Quand bien même Pale Folklore et The Mantle furent de précieuses réussites artistiques, il n’en demeure pas moins que c’est bien Ashes Against The Grain qui fut sans doute l’étape la plus décisive dans la carrière d’Agalloch. Corollaire d’une promotion amplement méritée, son successeur était attendu comme le messie et nous étions nombreux à ne plus tenir en place depuis l’annonce de sa réalisation après néanmoins quatre années bien remplies, entre tournées et offrandes complémentaires (EP, live, compilations).
Habillé d'un très bel artwork, Marrow Of The Spirit reste fidèle à une architecture exigeante, basée sur des compositions fleuves et poursuit une évolution entamée avec The Mantle. Même si leur écriture demeure immédiatement reconnaissable, les Américains continuent de travailler leur art, d’enrichir leur palette par petites touches. Ni retour en arrière vers des racines Black Metal qui ne font plus guère qu’affleurer à la surface ni simple photocopie de son prédécesseur dans le sillage duquel il s’inscrit, ce quatrième album se veut différent dans la continuité.

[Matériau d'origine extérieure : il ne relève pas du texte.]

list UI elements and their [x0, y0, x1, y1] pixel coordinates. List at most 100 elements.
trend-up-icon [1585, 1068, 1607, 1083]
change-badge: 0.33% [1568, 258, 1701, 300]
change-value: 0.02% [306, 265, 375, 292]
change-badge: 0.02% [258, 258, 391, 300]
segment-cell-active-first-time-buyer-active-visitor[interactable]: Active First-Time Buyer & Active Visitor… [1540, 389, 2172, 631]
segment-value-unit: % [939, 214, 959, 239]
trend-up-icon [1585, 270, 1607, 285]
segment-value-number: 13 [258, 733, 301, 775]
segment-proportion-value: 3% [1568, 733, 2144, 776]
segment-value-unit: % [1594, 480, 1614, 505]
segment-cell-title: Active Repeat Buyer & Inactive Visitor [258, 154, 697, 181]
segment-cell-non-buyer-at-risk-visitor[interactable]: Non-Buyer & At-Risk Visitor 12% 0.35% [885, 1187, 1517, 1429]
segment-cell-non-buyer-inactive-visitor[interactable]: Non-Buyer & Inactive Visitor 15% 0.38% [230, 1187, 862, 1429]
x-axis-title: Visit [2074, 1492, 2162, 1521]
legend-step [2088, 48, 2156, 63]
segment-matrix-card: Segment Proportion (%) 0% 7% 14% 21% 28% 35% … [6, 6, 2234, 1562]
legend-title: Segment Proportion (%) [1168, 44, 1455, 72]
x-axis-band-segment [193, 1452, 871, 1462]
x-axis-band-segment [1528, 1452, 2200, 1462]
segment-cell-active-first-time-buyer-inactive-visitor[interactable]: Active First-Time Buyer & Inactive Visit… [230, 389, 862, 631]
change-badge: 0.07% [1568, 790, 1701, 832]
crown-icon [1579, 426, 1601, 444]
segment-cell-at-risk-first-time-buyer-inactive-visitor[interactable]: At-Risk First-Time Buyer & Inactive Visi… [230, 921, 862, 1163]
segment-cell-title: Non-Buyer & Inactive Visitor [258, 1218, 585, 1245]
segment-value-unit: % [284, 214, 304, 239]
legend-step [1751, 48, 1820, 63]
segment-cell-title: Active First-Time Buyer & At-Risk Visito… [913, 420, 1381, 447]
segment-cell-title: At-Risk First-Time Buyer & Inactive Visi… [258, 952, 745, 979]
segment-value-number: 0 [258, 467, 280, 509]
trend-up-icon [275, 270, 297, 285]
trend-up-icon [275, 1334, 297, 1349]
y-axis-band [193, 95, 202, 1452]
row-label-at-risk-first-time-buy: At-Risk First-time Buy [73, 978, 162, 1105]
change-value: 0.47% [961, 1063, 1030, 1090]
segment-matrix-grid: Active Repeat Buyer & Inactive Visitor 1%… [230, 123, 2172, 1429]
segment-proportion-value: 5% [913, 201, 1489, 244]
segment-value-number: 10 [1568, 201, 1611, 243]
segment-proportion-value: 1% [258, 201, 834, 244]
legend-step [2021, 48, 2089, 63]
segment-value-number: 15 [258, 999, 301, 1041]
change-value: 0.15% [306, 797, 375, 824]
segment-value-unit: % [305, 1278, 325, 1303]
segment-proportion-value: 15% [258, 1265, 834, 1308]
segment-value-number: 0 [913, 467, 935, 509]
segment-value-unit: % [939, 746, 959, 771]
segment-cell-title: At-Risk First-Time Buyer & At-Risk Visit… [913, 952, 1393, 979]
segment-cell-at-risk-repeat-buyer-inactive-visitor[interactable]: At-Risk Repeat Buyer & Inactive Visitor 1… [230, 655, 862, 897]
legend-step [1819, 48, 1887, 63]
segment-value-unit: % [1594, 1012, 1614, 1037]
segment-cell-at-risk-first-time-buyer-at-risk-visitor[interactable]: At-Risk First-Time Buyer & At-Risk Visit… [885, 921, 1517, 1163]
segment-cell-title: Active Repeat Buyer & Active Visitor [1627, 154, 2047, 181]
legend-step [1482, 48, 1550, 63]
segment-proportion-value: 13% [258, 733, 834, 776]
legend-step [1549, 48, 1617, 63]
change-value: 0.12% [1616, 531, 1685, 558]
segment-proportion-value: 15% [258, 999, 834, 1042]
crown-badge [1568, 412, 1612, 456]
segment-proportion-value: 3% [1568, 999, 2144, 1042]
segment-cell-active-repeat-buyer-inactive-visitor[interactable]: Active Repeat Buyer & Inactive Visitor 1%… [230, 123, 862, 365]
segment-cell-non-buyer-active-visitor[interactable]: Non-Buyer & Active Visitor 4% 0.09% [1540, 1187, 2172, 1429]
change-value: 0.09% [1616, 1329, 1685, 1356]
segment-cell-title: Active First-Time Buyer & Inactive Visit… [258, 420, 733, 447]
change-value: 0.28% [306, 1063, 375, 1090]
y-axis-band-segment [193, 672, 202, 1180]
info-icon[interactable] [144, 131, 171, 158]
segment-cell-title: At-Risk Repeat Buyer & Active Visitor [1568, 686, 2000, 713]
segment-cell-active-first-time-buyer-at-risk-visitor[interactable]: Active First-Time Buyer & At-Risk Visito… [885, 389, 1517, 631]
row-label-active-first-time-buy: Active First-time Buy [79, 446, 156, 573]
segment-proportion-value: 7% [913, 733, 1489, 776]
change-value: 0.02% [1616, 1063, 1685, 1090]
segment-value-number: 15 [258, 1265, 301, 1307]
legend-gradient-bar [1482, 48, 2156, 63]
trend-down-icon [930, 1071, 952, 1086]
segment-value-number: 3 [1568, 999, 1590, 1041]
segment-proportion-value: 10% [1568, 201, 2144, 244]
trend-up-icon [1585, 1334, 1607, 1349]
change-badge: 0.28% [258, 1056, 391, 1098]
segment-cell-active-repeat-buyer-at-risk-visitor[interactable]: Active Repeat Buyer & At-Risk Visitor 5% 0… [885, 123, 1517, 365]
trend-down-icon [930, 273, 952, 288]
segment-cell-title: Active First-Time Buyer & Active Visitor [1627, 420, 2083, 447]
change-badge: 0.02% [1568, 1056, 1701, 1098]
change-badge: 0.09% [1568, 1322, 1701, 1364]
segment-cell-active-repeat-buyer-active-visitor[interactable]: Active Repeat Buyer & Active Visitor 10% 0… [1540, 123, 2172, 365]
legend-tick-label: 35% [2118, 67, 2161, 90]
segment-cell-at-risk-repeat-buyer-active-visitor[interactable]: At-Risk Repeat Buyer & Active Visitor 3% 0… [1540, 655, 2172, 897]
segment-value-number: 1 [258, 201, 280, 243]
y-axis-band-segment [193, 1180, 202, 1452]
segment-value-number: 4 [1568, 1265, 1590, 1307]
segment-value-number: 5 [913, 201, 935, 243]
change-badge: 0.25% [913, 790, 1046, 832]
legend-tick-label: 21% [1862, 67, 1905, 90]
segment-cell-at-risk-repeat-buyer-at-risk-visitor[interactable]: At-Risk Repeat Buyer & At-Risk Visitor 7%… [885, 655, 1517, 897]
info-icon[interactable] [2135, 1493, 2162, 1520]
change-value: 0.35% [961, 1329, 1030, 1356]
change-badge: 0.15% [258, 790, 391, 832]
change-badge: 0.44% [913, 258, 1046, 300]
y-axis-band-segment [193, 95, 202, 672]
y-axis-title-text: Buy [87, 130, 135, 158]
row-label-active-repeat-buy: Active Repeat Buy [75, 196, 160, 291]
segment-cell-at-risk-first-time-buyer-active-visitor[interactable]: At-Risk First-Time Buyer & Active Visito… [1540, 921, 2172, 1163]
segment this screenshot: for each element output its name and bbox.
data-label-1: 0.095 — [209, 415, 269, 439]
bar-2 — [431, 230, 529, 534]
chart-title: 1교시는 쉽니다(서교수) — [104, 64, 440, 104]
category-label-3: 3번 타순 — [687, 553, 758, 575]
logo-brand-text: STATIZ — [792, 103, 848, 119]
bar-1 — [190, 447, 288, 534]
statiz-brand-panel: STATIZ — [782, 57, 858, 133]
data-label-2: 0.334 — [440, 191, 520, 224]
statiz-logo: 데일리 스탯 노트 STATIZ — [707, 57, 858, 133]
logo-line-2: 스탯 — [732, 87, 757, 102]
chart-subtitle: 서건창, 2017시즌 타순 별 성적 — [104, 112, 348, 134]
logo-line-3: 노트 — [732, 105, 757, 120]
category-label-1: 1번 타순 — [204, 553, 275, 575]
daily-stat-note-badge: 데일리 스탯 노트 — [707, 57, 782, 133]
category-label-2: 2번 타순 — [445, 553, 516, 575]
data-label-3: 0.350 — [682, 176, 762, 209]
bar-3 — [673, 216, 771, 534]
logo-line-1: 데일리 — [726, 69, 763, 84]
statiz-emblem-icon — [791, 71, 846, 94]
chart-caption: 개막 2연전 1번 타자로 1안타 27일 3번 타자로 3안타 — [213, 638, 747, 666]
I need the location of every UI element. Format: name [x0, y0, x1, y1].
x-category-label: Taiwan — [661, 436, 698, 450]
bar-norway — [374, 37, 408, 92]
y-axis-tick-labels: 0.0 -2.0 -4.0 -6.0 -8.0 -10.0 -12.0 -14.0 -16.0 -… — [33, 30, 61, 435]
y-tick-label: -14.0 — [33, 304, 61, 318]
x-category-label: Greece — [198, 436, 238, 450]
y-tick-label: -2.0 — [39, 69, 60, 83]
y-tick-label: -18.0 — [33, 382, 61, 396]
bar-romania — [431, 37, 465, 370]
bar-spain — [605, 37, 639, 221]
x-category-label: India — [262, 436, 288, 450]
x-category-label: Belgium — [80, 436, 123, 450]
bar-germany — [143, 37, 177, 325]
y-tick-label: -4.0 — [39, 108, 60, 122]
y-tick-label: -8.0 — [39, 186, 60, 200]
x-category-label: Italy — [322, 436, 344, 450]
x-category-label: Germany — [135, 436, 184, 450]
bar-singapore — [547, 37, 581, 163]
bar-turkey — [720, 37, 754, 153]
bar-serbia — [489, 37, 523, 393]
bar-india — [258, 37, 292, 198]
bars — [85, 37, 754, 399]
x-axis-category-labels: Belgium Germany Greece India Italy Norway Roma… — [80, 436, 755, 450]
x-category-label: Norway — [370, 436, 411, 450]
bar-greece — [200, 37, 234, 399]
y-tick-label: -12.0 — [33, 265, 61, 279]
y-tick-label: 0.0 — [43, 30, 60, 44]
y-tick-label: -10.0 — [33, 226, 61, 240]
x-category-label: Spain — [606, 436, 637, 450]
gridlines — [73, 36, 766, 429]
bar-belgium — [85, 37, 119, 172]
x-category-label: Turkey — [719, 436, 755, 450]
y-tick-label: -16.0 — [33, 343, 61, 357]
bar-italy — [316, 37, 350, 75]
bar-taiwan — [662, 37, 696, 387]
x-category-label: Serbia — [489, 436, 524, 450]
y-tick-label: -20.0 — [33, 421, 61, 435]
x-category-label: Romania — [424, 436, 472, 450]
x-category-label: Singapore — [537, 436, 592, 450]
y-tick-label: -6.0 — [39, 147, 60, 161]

Toujours arrimé aux terres de la Dark/Folk tout en se montrant de plus en plus progressif dans son approche, Agalloch commence ce nouveau voyage par un prologue instrumental d’abord rythmé par les sons de la nature avant de vibrer aux accords d’un violon dramatique. Mais c’est avec le flamboyant "Into The Painted Grey" que Marrow Of The Spirit prend son envol. Tout l’art des Américains y est synthétisé : construction épique et fluide aux multiples arabesques, chant caverneux, guitares stratosphériques belles comme un chat qui dort, accélération grandiose… D’une certaine manière et en exagérant un peu, l’opus ne proposerait que cette pépite de douze minutes qu’il serait tout de même indispensable.
Plus posé, "The Watcher’s Monolith" tend un pont entre ambiances acoustiques et aplats noirs et terreux, que pilotent des riffs accrocheurs. Pivot de l’album et illustration parfaite des couleurs automnales et terrestres de l‘ensemble, le gigantesque "Black Lake Nidsang" se divise en deux parties, dont la seconde baigne dans un marais ambient. Après "Ghosts Of Midwinter Fires", "To Drown" entraîne Marrow Of The Spirit vers la mort avec sa trame instrumentale et osseuse, lente montée en puissance au bord de la rupture et conclusion désespérée dont les ultimes mesurent qui reprennent les sonorités de l’intro, contribue à donner une forme cyclique à cette œuvre dense et riche entre recueillement et envolée granuleuse.
Encore une fois, Agalloch livre un bijou d’écriture et d’atmosphères, peinture en clair obscur d'une nature à la beauté mystique. Cependant, Ashes Against The Grain reste encore le mètre-étalon de la discographie du groupe.